Graham Centre researcher Dr Paul Weston's area of expertise is in plant chemical ecology, in particular he's interested in identifying toxic chemical components of plants that affect other organisims.
The research approach taken by Dr Weston, known as metabolomics, involves measuring the abundance of the range of chemical compounds contained in samples using equipment like a mass spectrometer, which helps to identify the compounds.
With funding through a Graham Centre Research Centre Fellowship, Dr Weston hopes to develop new ways to efficiently analyse the massive ammounts of data generated when scientists are looking for an unknown compound using chromatography coupled with mass spectrometry.
"The most limiting and time consuming aspect of most metabolomic studies is analysing the data produced by the instruments," Dr Weston said. "The aim of my fellowship project is to develop systems to comprehensively and efficiently analyse the data and to share these findings with students and other researchers."

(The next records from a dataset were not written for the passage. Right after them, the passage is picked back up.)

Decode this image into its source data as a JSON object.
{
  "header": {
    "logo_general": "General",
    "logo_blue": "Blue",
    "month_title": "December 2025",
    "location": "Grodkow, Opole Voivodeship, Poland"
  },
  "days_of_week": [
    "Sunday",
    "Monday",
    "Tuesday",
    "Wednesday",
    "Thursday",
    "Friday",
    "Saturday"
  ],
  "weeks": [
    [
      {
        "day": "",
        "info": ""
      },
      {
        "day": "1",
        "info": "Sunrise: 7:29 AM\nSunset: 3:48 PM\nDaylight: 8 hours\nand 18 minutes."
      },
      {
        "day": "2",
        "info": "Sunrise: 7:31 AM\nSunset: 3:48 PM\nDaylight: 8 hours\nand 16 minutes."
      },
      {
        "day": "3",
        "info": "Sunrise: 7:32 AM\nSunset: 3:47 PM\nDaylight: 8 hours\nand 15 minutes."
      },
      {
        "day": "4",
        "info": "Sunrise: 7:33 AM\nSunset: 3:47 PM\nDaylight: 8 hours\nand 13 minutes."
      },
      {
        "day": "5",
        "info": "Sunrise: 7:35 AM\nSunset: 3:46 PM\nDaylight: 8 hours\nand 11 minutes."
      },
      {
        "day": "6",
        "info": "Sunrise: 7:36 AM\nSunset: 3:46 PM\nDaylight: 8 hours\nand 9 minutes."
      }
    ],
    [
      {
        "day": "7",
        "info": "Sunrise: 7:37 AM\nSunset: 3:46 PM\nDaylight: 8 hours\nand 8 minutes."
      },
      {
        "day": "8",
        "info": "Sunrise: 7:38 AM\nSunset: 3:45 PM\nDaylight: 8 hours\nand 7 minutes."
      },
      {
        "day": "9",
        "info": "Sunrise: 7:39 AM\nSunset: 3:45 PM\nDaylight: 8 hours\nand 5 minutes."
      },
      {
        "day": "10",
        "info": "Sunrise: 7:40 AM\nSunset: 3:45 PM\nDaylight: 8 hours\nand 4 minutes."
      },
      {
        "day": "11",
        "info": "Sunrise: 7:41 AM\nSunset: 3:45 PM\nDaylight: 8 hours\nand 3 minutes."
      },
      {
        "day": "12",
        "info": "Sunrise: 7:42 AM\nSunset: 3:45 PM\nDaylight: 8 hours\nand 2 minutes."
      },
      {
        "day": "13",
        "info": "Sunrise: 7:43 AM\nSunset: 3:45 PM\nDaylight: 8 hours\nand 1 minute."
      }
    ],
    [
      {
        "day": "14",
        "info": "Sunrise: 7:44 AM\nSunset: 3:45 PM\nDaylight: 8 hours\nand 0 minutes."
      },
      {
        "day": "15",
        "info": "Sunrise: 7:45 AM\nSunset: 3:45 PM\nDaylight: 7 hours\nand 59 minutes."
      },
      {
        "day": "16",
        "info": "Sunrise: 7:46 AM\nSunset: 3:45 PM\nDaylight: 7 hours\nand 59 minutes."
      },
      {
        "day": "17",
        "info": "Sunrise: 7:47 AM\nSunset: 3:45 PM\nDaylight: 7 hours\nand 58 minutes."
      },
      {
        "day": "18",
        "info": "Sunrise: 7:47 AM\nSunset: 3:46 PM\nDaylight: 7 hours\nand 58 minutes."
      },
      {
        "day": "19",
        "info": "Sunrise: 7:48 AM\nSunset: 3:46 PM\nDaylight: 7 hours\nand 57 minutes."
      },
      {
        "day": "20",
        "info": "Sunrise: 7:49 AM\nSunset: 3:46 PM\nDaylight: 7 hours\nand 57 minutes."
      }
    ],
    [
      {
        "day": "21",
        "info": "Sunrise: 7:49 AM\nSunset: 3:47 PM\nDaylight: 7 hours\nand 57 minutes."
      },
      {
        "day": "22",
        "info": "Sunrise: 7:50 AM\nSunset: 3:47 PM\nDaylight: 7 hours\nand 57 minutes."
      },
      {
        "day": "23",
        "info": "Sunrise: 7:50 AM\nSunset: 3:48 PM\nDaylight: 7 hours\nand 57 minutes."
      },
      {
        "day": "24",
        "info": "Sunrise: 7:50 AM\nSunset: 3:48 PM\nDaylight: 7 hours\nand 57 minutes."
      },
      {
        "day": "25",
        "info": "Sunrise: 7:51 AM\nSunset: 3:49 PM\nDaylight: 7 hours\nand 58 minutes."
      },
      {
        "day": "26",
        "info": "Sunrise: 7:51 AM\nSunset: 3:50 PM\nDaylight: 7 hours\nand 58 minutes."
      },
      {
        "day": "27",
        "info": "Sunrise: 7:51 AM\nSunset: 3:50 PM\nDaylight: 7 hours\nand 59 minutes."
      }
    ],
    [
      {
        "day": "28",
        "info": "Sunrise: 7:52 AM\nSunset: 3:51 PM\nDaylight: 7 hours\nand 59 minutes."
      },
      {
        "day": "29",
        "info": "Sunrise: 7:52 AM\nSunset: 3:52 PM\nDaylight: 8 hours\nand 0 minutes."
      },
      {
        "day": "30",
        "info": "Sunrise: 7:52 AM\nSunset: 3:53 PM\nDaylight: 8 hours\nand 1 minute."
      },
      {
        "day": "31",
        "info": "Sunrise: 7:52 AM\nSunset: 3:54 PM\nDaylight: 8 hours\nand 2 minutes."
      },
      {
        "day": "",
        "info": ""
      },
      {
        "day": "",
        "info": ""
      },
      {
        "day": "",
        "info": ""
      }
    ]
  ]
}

While Dr Weston's current research is focused on plant, animal and insect interactions, finding better ways to analyse the data in metabolomic studies has implications for other fields of research, including human health and biomedical research.
The Graham Centre has awarded almost $500 000 in 13 fellowships in 2017 to support the research of its members.
The Fellowships have been awarded to:
The fellowships provide funding for travel, workshops and conferences, publication costs, teaching and research support.